If no. 2 (having the relay turned on but no the pump) turned out be any different from only having the optocoupler connected:

  • Like no. 1 + no. 2 + ferrite bead on relay conductor (1).

This one I did not do because step no. 2 did not show any difference.

8.

  • Like no. 6, no Faraday shield and ferrite bead now on conductor no. 2 (between Arduino and optocoupler).

Error rate: 0 / 3000

Result:
The best result was to simply put a ferrite bead on conductor no. 2 (experiment no. 8). The delay() routine now behaves well. Other parts of the code were of course subject to failure the whole time, but their execution didn't take as long as the delay and thus were statistically insignificant.

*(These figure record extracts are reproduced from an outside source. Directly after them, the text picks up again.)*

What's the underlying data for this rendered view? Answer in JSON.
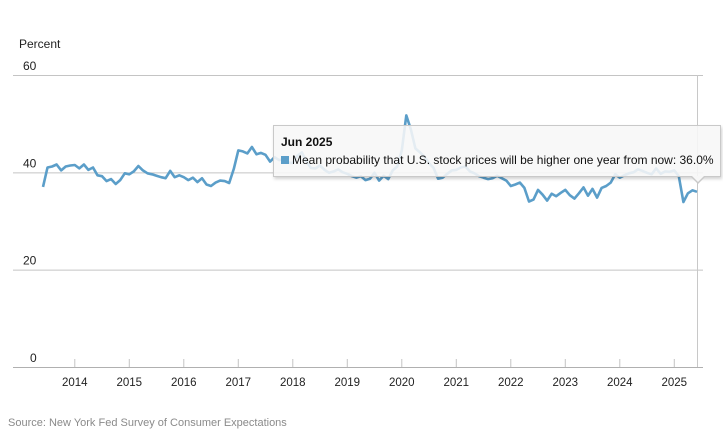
{
  "chart_data": {
    "type": "line",
    "title": "",
    "ylabel": "Percent",
    "xlabel": "",
    "ylim": [
      0,
      60
    ],
    "yticks": [
      0,
      20,
      40,
      60
    ],
    "grid": true,
    "x_tick_labels": [
      "2014",
      "2015",
      "2016",
      "2017",
      "2018",
      "2019",
      "2020",
      "2021",
      "2022",
      "2023",
      "2024",
      "2025"
    ],
    "x_start": "Jun 2013",
    "x_end": "Jun 2025",
    "frequency": "monthly",
    "series": [
      {
        "name": "Mean probability that U.S. stock prices will be higher one year from now",
        "color": "#5b9ec9",
        "values": [
          37.0,
          41.0,
          41.2,
          41.6,
          40.4,
          41.2,
          41.4,
          41.5,
          40.8,
          41.6,
          40.5,
          41.0,
          39.4,
          39.2,
          38.2,
          38.6,
          37.6,
          38.4,
          39.8,
          39.6,
          40.2,
          41.3,
          40.4,
          39.8,
          39.6,
          39.3,
          39.0,
          38.8,
          40.3,
          39.0,
          39.4,
          39.0,
          38.4,
          38.9,
          38.0,
          38.8,
          37.5,
          37.2,
          37.9,
          38.3,
          38.2,
          37.8,
          40.7,
          44.5,
          44.3,
          43.9,
          45.2,
          43.7,
          44.0,
          43.6,
          42.2,
          43.1,
          42.5,
          42.8,
          42.0,
          41.9,
          43.4,
          44.1,
          42.2,
          40.9,
          40.8,
          41.4,
          40.5,
          39.9,
          40.2,
          40.6,
          40.0,
          39.7,
          39.2,
          38.9,
          39.2,
          38.4,
          38.7,
          39.9,
          38.3,
          39.3,
          38.6,
          40.4,
          41.2,
          44.5,
          51.7,
          48.8,
          44.9,
          44.1,
          43.2,
          41.9,
          40.9,
          38.7,
          38.9,
          39.7,
          40.4,
          40.5,
          41.0,
          41.2,
          40.2,
          39.8,
          39.2,
          38.9,
          38.6,
          38.8,
          39.3,
          38.8,
          38.3,
          37.2,
          37.5,
          37.9,
          36.8,
          34.0,
          34.4,
          36.4,
          35.4,
          34.2,
          35.6,
          35.1,
          35.8,
          36.4,
          35.3,
          34.6,
          35.7,
          36.9,
          35.2,
          36.6,
          34.8,
          36.8,
          37.2,
          37.9,
          39.6,
          38.9,
          39.4,
          39.8,
          40.0,
          40.6,
          40.3,
          39.9,
          39.6,
          40.8,
          39.7,
          40.2,
          40.1,
          40.4,
          39.2,
          33.9,
          35.7,
          36.3,
          36.0
        ]
      }
    ],
    "tooltip": {
      "date": "Jun 2025",
      "label": "Mean probability that U.S. stock prices will be higher one year from now",
      "value": "36.0%"
    },
    "legend": "none"
  },
  "tooltip": {
    "title": "Jun 2025",
    "row": "Mean probability that U.S. stock prices will be higher one year from now: 36.0%",
    "swatch_color": "#5b9ec9"
  },
  "source": "Source: New York Fed Survey of Consumer Expectations"
}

Note: I had already tried putting a capacitor on the conductor between the optocoupler and the relay.

I did not check if my version of the Arduino software does the cli() call or if the macros are any different from those in version 0017.

Thank you for your (wasted) time, hope someone new to this platform finds this post useful. :slight_smile:

I have solved my problem.

I must say it was unexpected to see the issue caused by EMF. Typically this would make systems even more erratic (e.g. restart, issues with upload etc.).

Nothing is better though than finding and fixing an issue.